You see, roughly once every 5 to 7 years, when a ship has all 6 races on board, an ominously spectral dwarf with a rather solid golden ring will appear on board the vessel and, after terrorizing those aboard for a bit, leaves said golden ring behind. Nothing good is recorded to happen afterwards. Such cursed crews are known as The Fellowship of the Ring and if they can't figure out the riddle of the dwarf (which is absurd because everyone knows that dwarves hate riddles and are pretty bad at them) and can't complete the re-quest - probably a re-quest because so many people keep failing it - the vessel disappears never to be heard from again.
During this time, The Ring somehow winds up on someone's finger (like "Tag, you're it!") and they are henceforth the Laird of the Ring. It's said that the Ring has some special power that grants a form of invisibility, or it at least works much like the sham-shield of a Royal Navy Specialist, in that he's barely around when needed (and never around to do work) - and he always shows back up later with a reason of absence and a written and signed excuse. It's rumored that those who die with the ring on become Sham Shield Ring Fiends, more commonly known as Wraiths of Wrath.
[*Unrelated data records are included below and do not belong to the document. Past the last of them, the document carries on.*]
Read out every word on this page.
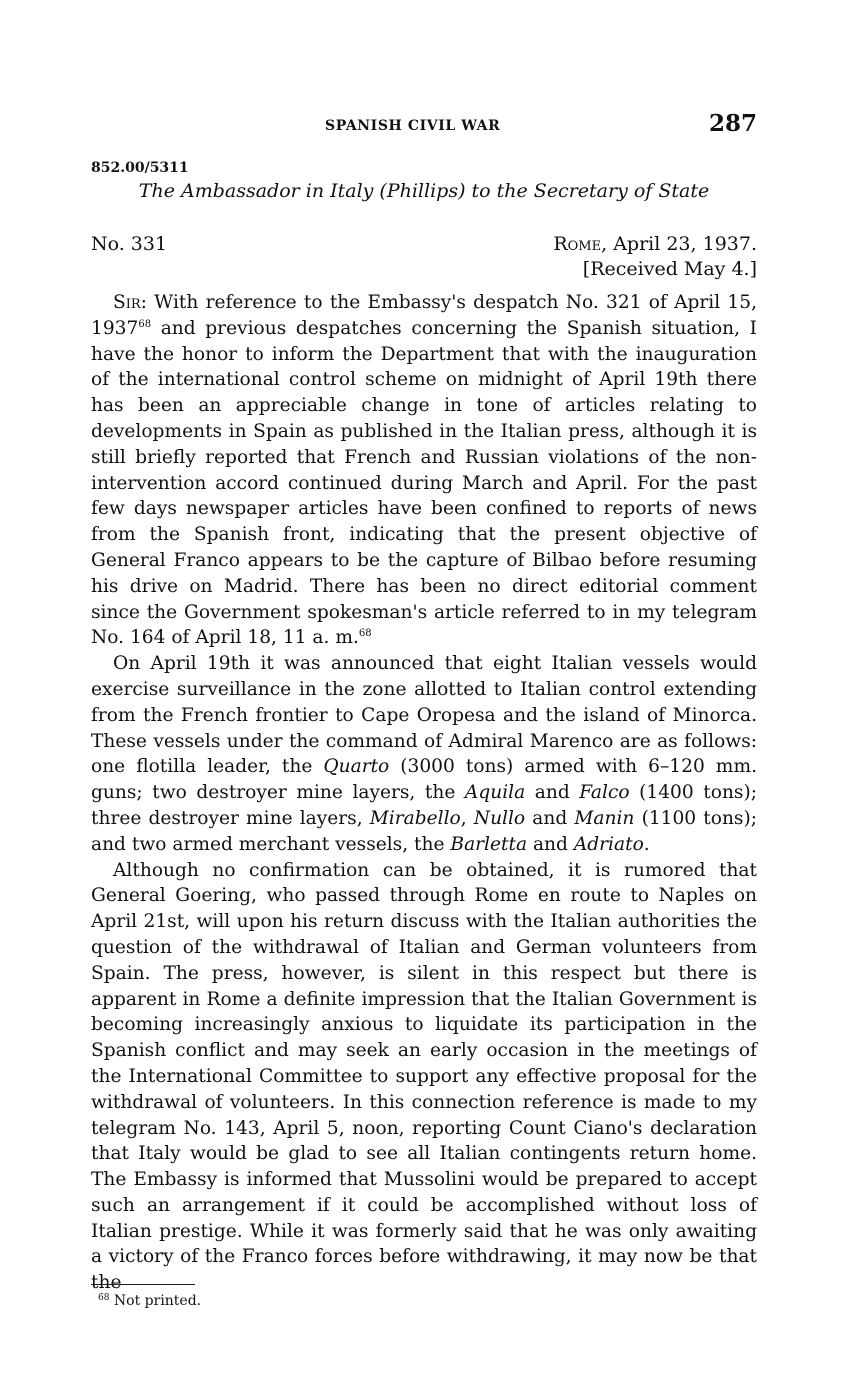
SPANISH CIVIL WAR	287
852.00/5311
The Ambassador in Italy (Phillips) to the Secretary of State
No. 331	Rome, April 23, 1937.
[Received May 4.]

Sir: With reference to the Embassy's despatch No. 321 of April 15, 1937$^{68}$ and previous despatches concerning the Spanish situation, I have the honor to inform the Department that with the inauguration of the international control scheme on midnight of April 19th there has been an appreciable change in tone of articles relating to developments in Spain as published in the Italian press, although it is still briefly reported that French and Russian violations of the non-intervention accord continued during March and April. For the past few days newspaper articles have been confined to reports of news from the Spanish front, indicating that the present objective of General Franco appears to be the capture of Bilbao before resuming his drive on Madrid. There has been no direct editorial comment since the Government spokesman's article referred to in my telegram No. 164 of April 18, 11 a. m.$^{68}$

On April 19th it was announced that eight Italian vessels would exercise surveillance in the zone allotted to Italian control extending from the French frontier to Cape Oropesa and the island of Minorca. These vessels under the command of Admiral Marenco are as follows: one flotilla leader, the Quarto (3000 tons) armed with 6–120 mm. guns; two destroyer mine layers, the Aquila and Falco (1400 tons); three destroyer mine layers, Mirabello, Nullo and Manin (1100 tons); and two armed merchant vessels, the Barletta and Adriato.

Although no confirmation can be obtained, it is rumored that General Goering, who passed through Rome en route to Naples on April 21st, will upon his return discuss with the Italian authorities the question of the withdrawal of Italian and German volunteers from Spain. The press, however, is silent in this respect but there is apparent in Rome a definite impression that the Italian Government is becoming increasingly anxious to liquidate its participation in the Spanish conflict and may seek an early occasion in the meetings of the International Committee to support any effective proposal for the withdrawal of volunteers. In this connection reference is made to my telegram No. 143, April 5, noon, reporting Count Ciano's declaration that Italy would be glad to see all Italian contingents return home. The Embassy is informed that Mussolini would be prepared to accept such an arrangement if it could be accomplished without loss of Italian prestige. While it was formerly said that he was only awaiting a victory of the Franco forces before withdrawing, it may now be that the

$^{68}$ Not printed.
It's for this reason that most captains superstitiously avoid having more than 4 of the races of The Folk upon their vessels.
So, yeah... all that mysterious stuff going on and apparently only one party member got out of this in one piece - the orc, Canus Fourth Halfblade? See that mansion up the hill? Yup...
Historical Basis
Snoop's Database rates this legend as "Most Likely Untrue" as there are far too many discrepancies and few actual recordings of any of the activities relating to the story.
Spread
The story - and the accompanying superstition - is pretty popular through much of The Fringes and Out Yonder where this story was thought to have taken place. I mean, this is classic campfire and pirate material.
Variations & Mutation
Humans tend to embellish the story, typically taking the place of the wise elf who first foretold the problem and then solved the issue.
This is most likely the orcish version. Apparently, when told in orcish, there's something particularly delightful about a dwarf giving the elf the finger which results in the nasty wounding noted above. In most orcish versions, the orc quietly hands the elf a particularly sharp knife.
Other races have variations where there are two of their favorite disliked race and the telling race is cheated by those disliked.
Cultural Reception
The story is widely spread throughout the Sea as a underhanded way of cautioning fraternization with "the other Folk," which, of course, often depends on the variation and audience being told.
In Literature
This story pops up in one form or another every few years in Adventurer's Monthly and is the stuff of several books, not to mention numerous school reports.
In Art
One of the greatest pictures, said to be inspired by an artist on Serenity, portrays an uncannily surreal image of what's thought to be the original ship, crew, and ring. It's titled, of course, "Laird of the Ring."